Coastal defense gun on Corregidor.

12-inch mortars on Corregidor. Corregidor's armament comprised eight 12-inch guns, twelve 12-inch mortars, two 10-inch guns, five 6-inch guns, twenty 155-mm. guns, and assorted guns of lesser caliber, including antiaircraft guns. The fixed gun emplacements were in open concrete pits and exposed to aerial attack and artillery shelling. The Japanese kept up strong concentrations of fire against the defenses on Corregidor until most of the defending guns were knocked out.
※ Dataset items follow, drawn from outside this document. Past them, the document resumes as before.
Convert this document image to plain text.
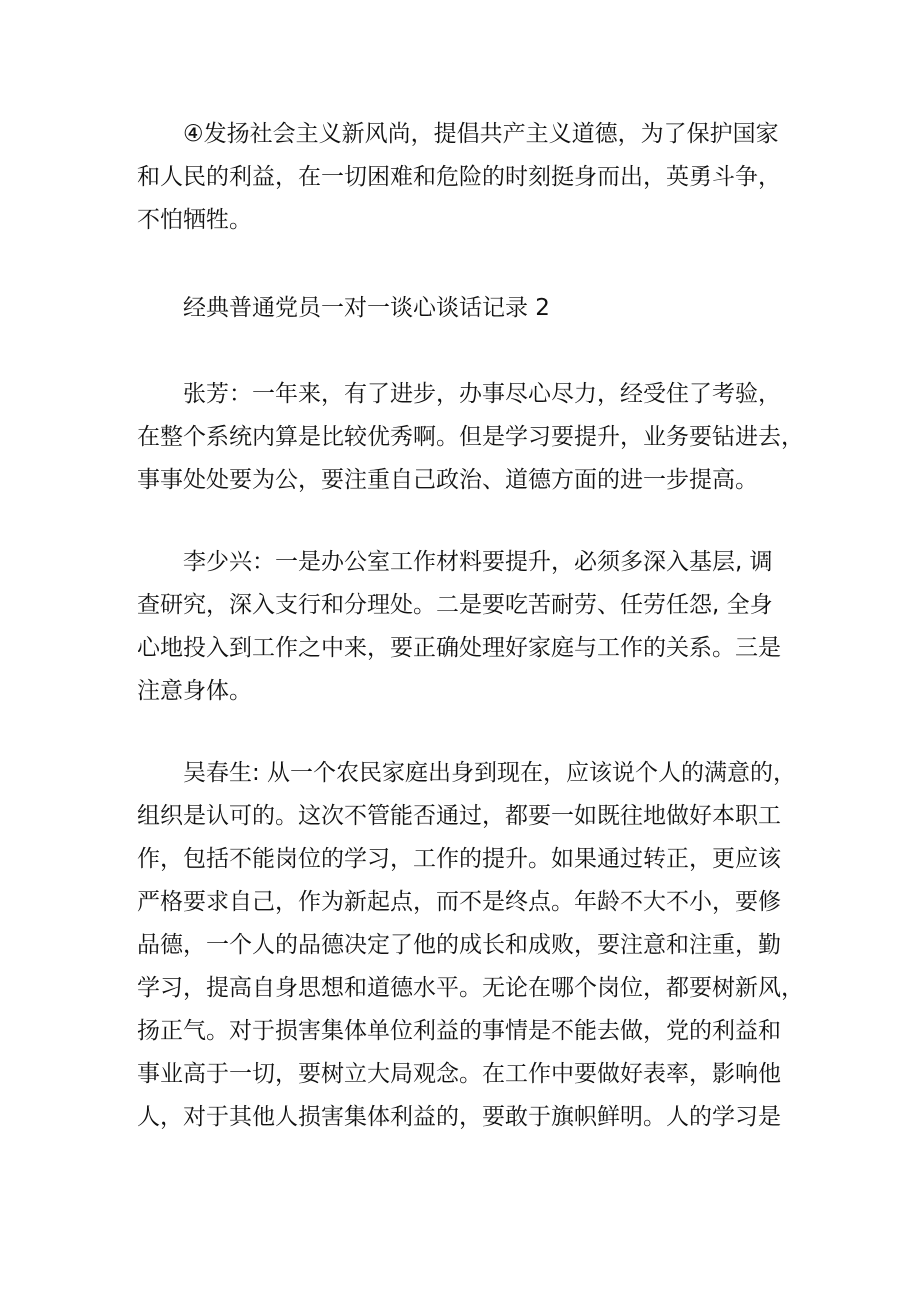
④发扬社会主义新风尚，提倡共产主义道德，为了保护国家
和人民的利益，在一切困难和危险的时刻挺身而出，英勇斗争，
不怕牺牲。
经典普通党员一对一谈心谈话记录 2
张芳：一年来，有了进步，办事尽心尽力，经受住了考验，
在整个系统内算是比较优秀啊。但是学习要提升，业务要钻进去，
事事处处要为公，要注重自己政治、道德方面的进一步提高。
李少兴：一是办公室工作材料要提升，必须多深入基层, 调
查研究，深入支行和分理处。二是要吃苦耐劳、任劳任怨, 全身
心地投入到工作之中来，要正确处理好家庭与工作的关系。三是
注意身体。
吴春生: 从一个农民家庭出身到现在，应该说个人的满意的，
组织是认可的。这次不管能否通过，都要一如既往地做好本职工
作，包括不能岗位的学习，工作的提升。如果通过转正，更应该
严格要求自己，作为新起点，而不是终点。年龄不大不小，要修
品德，一个人的品德决定了他的成长和成败，要注意和注重，勤
学习，提高自身思想和道德水平。无论在哪个岗位，都要树新风，
扬正气。对于损害集体单位利益的事情是不能去做，党的利益和
事业高于一切，要树立大局观念。在工作中要做好表率，影响他
人，对于其他人损害集体利益的，要敢于旗帜鲜明。人的学习是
Captured American and Filipino troops after the surrender on Corregidor. The 11,500 surviving troops on Corregidor became prisoners of war and on 28 May 1942 were evacuated to a prison stockade in Manila. The fall of Corregidor on 6 May marked the end of the first phase of enemy operations. The Japanese had bases controlling routes to India, Australia, and many islands in the Central and South Pacific and were preparing for their next assaults against the Allies. (This picture is reproduced from an illustration which appeared in a captured Japanese publication.)